06 Desember 2018
Chanel Hentikan Produksi Produk Berbahan Bulu dan Kulit Hewan

IMAJI.LIVE, MEDAN – Akhirnya merek fashion ternama dunia, Chanel, menghentikan produksi berbagai produk berbahan bulu dan kulit hewan asli. Keputusan ini dilakukan tak lain untuk enjaga standar etika dan mengikuti tuntutan sejumlah aktivis perlindungan hewan.

Langkah ini mengikuti jejak brand fashion Gucci Vivienne Westwood, Calvin Klein, dan Ralph Lauren. 

"Kami terus meninjau rantai pasokan untuk memastikan mereka bisa memenuhi harapan masyarakat. Ini menjadi kesempatan kami untuk menciptakan generasi baru bagi produk-produk high-end," ujar juru bicara Chanel, melansir CNN, Kamis (6/12/2018). 

Sebagai gantinya, Chanel akan menggunakan bahan-bahan yang lebih ramah lingkungan. Meskipun belum merinci bahan apa yang dimaksud.

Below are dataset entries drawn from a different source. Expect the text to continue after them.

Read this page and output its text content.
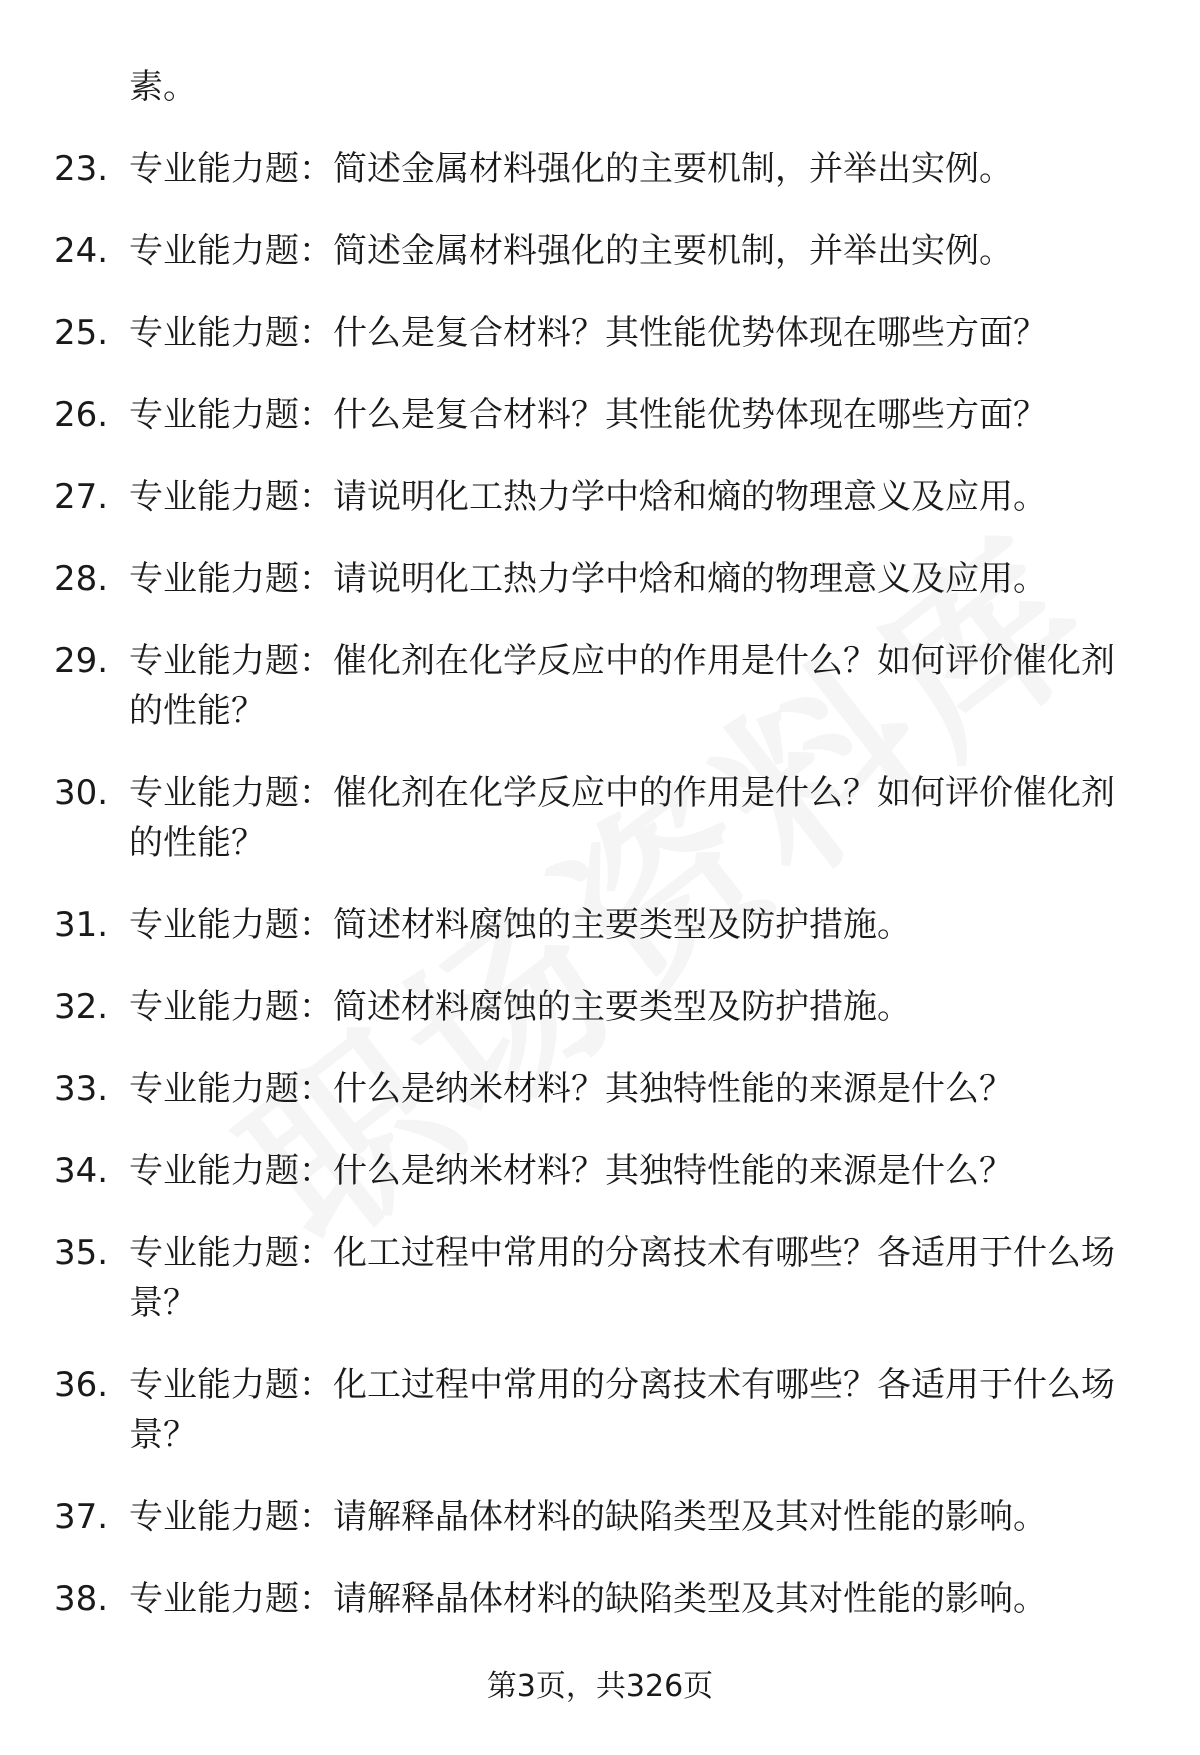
素。
23. 专业能力题：简述金属材料强化的主要机制，并举出实例。
24. 专业能力题：简述金属材料强化的主要机制，并举出实例。
25. 专业能力题：什么是复合材料？其性能优势体现在哪些方面？
26. 专业能力题：什么是复合材料？其性能优势体现在哪些方面？
27. 专业能力题：请说明化工热力学中焓和熵的物理意义及应用。
28. 专业能力题：请说明化工热力学中焓和熵的物理意义及应用。
29. 专业能力题：催化剂在化学反应中的作用是什么？如何评价催化剂的性能？
30. 专业能力题：催化剂在化学反应中的作用是什么？如何评价催化剂的性能？
31. 专业能力题：简述材料腐蚀的主要类型及防护措施。
32. 专业能力题：简述材料腐蚀的主要类型及防护措施。
33. 专业能力题：什么是纳米材料？其独特性能的来源是什么？
34. 专业能力题：什么是纳米材料？其独特性能的来源是什么？
35. 专业能力题：化工过程中常用的分离技术有哪些？各适用于什么场景？
36. 专业能力题：化工过程中常用的分离技术有哪些？各适用于什么场景？
37. 专业能力题：请解释晶体材料的缺陷类型及其对性能的影响。
38. 专业能力题：请解释晶体材料的缺陷类型及其对性能的影响。
第3页，共326页
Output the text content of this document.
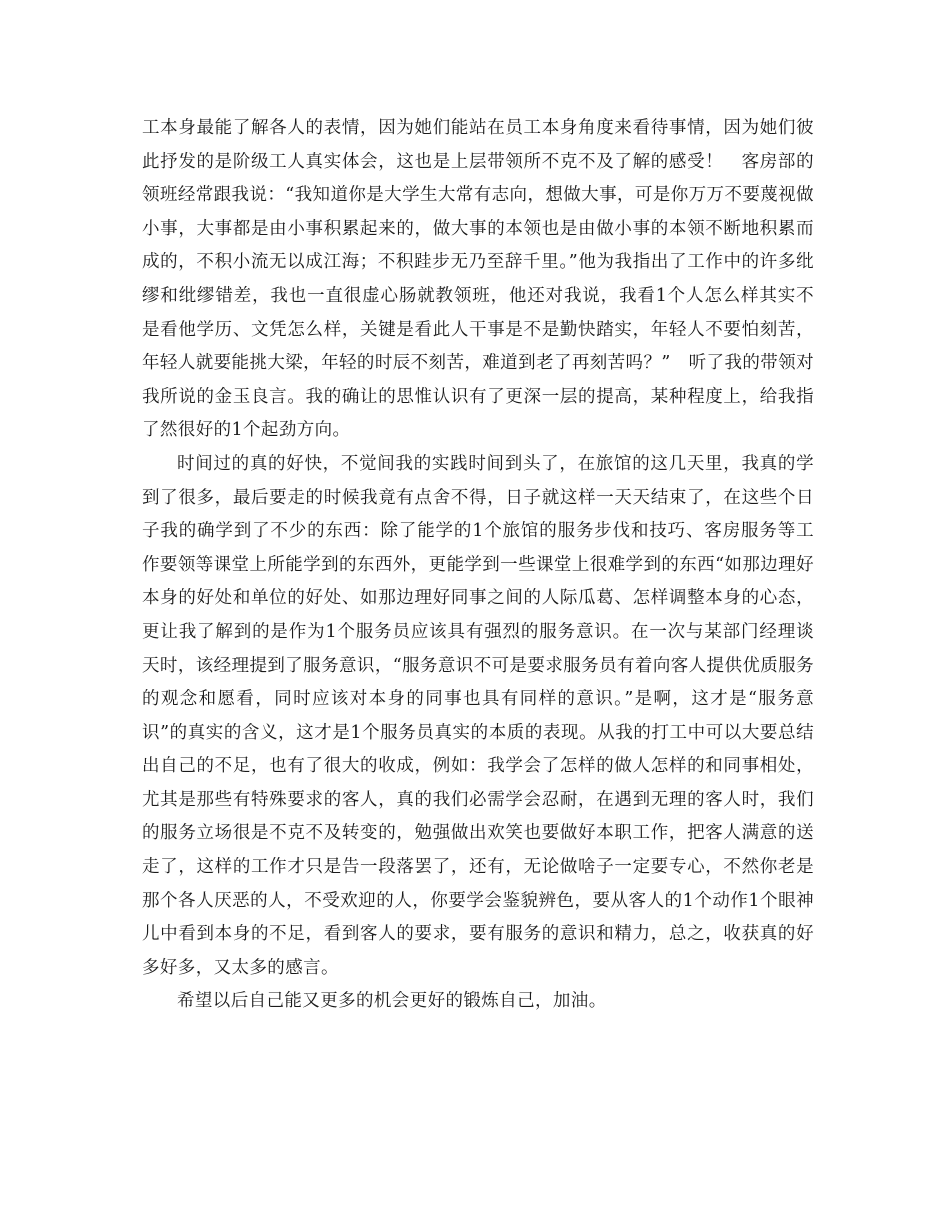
工本身最能了解各人的表情，因为她们能站在员工本身角度来看待事情，因为她们彼此抒发的是阶级工人真实体会，这也是上层带领所不克不及了解的感受！　客房部的领班经常跟我说：“我知道你是大学生大常有志向，想做大事，可是你万万不要蔑视做小事，大事都是由小事积累起来的，做大事的本领也是由做小事的本领不断地积累而成的，不积小流无以成江海；不积跬步无乃至辞千里。”他为我指出了工作中的许多纰缪和纰缪错差，我也一直很虚心肠就教领班，他还对我说，我看1个人怎么样其实不是看他学历、文凭怎么样，关键是看此人干事是不是勤快踏实，年轻人不要怕刻苦，年轻人就要能挑大梁，年轻的时辰不刻苦，难道到老了再刻苦吗？”　听了我的带领对我所说的金玉良言。我的确让的思惟认识有了更深一层的提高，某种程度上，给我指了然很好的1个起劲方向。

时间过的真的好快，不觉间我的实践时间到头了，在旅馆的这几天里，我真的学到了很多，最后要走的时候我竟有点舍不得，日子就这样一天天结束了，在这些个日子我的确学到了不少的东西：除了能学的1个旅馆的服务步伐和技巧、客房服务等工作要领等课堂上所能学到的东西外，更能学到一些课堂上很难学到的东西“如那边理好本身的好处和单位的好处、如那边理好同事之间的人际瓜葛、怎样调整本身的心态，更让我了解到的是作为1个服务员应该具有强烈的服务意识。在一次与某部门经理谈天时，该经理提到了服务意识，“服务意识不可是要求服务员有着向客人提供优质服务的观念和愿看，同时应该对本身的同事也具有同样的意识。”是啊，这才是“服务意识”的真实的含义，这才是1个服务员真实的本质的表现。从我的打工中可以大要总结出自己的不足，也有了很大的收成，例如：我学会了怎样的做人怎样的和同事相处，尤其是那些有特殊要求的客人，真的我们必需学会忍耐，在遇到无理的客人时，我们的服务立场很是不克不及转变的，勉强做出欢笑也要做好本职工作，把客人满意的送走了，这样的工作才只是告一段落罢了，还有，无论做啥子一定要专心，不然你老是那个各人厌恶的人，不受欢迎的人，你要学会鉴貌辨色，要从客人的1个动作1个眼神儿中看到本身的不足，看到客人的要求，要有服务的意识和精力，总之，收获真的好多好多，又太多的感言。

希望以后自己能又更多的机会更好的锻炼自己，加油。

Bruno Pavlovsky, presiden mode Chanel, menyatakan tim desainer berbakat Chanel akan bergantung pada inovasi untuk mempertahankan standar estetika yang tinggi tanpa mengorbankan etika.

Dalam pernyataannya, PETA sebagai aktivis gerakan perlakuan etis terhadap hewan menyambut baik kebijakan yang dilakukan oleh perusahan mode berbasis di Paris itu. Mereka juga mengharapkan Louis Vuitton untuk ikut serta dalam kampanye menciptakan produk fesyen tanpa ada kekejaman terhadap hewan.         

"Dan sekarang saatnya bagi perusahaan lain seperti Louis Vuitton untuk mengikuti jejak dari deret merek lainnya dan melakukan hal yang sama," ujar Wakil Presiden Eksekutif PETA, Tracy Reiman.

Gerakan utnuk mengehentikan penggunaan kulit dan bulu hewan pun telah ditandai dalam peragaan mode  London Fashion Week September lalu. Dalam ajang tersebut, tak satupun desainer menampilkan pakaian atau aksesori bulu hewan.